Kinetics of Biotin Derivatives Binding to Avidin and Streptavidin

Abstract

The on-rate constants (kon) of biotin (B) binding to avidin (AV) and streptavidin (SAV) are believed to be diffusion limited (109 M−1s−1). In this study; we asked whether these reactions were actual diffusion controlled, what association model and thermodynamic cycle describe the process, and what are the functional differences between AV and SAV. We have studied the B association by two stopped flow methodologies that used: I) fluorescent probes attached to B; and II) unlabeled B and HABA [2-(4’-hydroxyazobenzene)-benzoic acid]. The reactions were carried out at several temperatures, pH's and under pseudo first-order conditions with: oregon green biocytin (BcO), biotin-4-fluorescein (BFl), biotin-DNA duplex, and unlabeled B. We obtained the spectroscopy properties of the bound dye-biotin complexes to have an insight of the chemical environment surrounding B. The association data showed not cooperativity between the 1st and the 4th binding sites of AV. The kon values of SAV were faster than AV's, but in both cases were slower than those expected for a diffusion limited reaction.
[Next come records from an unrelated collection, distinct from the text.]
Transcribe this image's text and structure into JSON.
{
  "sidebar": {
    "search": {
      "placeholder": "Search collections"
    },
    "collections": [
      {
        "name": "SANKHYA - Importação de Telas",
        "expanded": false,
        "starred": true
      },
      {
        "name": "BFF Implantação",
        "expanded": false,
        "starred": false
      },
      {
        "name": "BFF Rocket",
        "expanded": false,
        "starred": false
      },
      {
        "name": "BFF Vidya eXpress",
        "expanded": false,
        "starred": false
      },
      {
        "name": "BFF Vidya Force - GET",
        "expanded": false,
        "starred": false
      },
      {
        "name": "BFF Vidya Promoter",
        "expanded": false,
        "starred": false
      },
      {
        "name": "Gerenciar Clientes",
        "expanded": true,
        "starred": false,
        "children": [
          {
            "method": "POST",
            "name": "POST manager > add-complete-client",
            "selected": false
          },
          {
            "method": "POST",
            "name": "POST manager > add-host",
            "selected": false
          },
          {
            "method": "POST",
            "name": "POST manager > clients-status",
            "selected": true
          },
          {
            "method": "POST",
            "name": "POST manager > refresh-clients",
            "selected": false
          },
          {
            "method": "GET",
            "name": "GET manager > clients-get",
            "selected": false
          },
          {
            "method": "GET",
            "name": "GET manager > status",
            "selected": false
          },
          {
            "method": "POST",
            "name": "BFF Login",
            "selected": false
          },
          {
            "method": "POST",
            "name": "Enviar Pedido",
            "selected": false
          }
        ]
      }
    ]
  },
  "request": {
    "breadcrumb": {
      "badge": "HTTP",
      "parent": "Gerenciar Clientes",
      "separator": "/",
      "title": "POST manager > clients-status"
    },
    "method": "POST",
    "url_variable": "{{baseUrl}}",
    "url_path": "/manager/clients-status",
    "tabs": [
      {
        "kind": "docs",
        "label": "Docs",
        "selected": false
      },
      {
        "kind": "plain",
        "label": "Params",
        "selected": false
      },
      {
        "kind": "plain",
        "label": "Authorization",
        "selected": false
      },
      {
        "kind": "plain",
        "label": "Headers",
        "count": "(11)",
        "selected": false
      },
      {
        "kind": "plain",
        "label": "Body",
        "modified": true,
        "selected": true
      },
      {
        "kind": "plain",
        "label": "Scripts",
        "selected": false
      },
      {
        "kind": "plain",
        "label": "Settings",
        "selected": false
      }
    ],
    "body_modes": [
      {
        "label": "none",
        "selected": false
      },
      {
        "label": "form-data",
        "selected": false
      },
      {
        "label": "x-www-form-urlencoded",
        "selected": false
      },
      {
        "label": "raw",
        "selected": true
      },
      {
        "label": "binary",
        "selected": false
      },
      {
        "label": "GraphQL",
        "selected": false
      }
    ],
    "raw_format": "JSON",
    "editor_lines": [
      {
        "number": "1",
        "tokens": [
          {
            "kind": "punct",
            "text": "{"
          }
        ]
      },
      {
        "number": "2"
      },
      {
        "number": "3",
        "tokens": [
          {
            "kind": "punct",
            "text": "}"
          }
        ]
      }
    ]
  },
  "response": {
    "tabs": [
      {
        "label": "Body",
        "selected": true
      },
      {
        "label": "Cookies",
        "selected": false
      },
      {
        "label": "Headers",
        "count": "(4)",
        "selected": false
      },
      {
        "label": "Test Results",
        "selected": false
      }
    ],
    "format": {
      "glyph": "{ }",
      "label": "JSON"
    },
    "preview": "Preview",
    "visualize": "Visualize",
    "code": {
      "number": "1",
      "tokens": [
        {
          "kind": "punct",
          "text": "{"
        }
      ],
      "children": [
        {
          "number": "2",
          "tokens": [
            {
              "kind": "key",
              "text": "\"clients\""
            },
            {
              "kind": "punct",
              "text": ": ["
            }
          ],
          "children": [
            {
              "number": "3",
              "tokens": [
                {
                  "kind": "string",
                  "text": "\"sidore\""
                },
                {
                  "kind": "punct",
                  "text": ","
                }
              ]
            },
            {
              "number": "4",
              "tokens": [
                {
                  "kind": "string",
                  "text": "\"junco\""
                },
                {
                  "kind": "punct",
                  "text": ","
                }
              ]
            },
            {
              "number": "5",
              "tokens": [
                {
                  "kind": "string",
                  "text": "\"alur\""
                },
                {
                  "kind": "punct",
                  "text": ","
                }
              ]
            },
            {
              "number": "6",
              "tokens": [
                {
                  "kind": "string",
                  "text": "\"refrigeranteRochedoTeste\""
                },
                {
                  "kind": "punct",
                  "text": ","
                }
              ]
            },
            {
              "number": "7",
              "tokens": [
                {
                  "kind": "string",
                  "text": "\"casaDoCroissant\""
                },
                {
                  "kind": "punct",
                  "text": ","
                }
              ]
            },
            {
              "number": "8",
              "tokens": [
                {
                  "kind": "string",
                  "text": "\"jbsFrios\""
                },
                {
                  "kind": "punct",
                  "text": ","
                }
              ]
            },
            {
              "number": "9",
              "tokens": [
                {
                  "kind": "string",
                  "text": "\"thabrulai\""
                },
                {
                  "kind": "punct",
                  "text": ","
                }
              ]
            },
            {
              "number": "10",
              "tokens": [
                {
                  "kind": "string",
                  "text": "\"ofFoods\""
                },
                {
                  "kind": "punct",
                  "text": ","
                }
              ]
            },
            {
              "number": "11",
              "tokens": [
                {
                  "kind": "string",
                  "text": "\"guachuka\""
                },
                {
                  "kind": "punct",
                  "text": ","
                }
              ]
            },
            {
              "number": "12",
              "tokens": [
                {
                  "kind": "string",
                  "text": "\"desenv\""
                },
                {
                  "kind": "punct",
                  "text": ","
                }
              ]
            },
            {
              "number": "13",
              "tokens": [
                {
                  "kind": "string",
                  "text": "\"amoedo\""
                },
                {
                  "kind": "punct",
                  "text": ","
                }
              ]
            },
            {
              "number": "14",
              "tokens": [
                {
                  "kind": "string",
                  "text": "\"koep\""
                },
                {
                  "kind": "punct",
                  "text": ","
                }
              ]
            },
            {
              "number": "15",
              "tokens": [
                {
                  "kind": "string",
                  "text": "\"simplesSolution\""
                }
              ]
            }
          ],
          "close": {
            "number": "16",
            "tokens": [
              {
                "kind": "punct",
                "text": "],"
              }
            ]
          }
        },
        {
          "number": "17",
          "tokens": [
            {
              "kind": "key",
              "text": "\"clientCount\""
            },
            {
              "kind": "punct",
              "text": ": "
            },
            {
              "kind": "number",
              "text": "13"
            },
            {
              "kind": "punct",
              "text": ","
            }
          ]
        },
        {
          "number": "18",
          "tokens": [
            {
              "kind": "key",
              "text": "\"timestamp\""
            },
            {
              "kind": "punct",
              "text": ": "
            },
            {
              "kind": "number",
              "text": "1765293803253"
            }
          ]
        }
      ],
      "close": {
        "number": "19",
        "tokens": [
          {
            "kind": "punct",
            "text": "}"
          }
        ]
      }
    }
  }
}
Furthermore, the Arrhenius plots revealed strong temperature dependence with large activation energies (6-15 kcal/mol) that did not correspond either to a diffusion limited process (3-4 kcal/mol). The outcomes indicated that AV binding sites were deeper and less accessibility than SAV. In addition, we are reporting, for the first time, a second order displacement rate constant of a bound SAV complex when challenged with free B; results that are relevant for the purification technology base on these proteins. Finally, we propose a simple reaction model with a single transition state whose forward energetic parameters complete the thermodynamic cycle in excellent agreement with previous studies.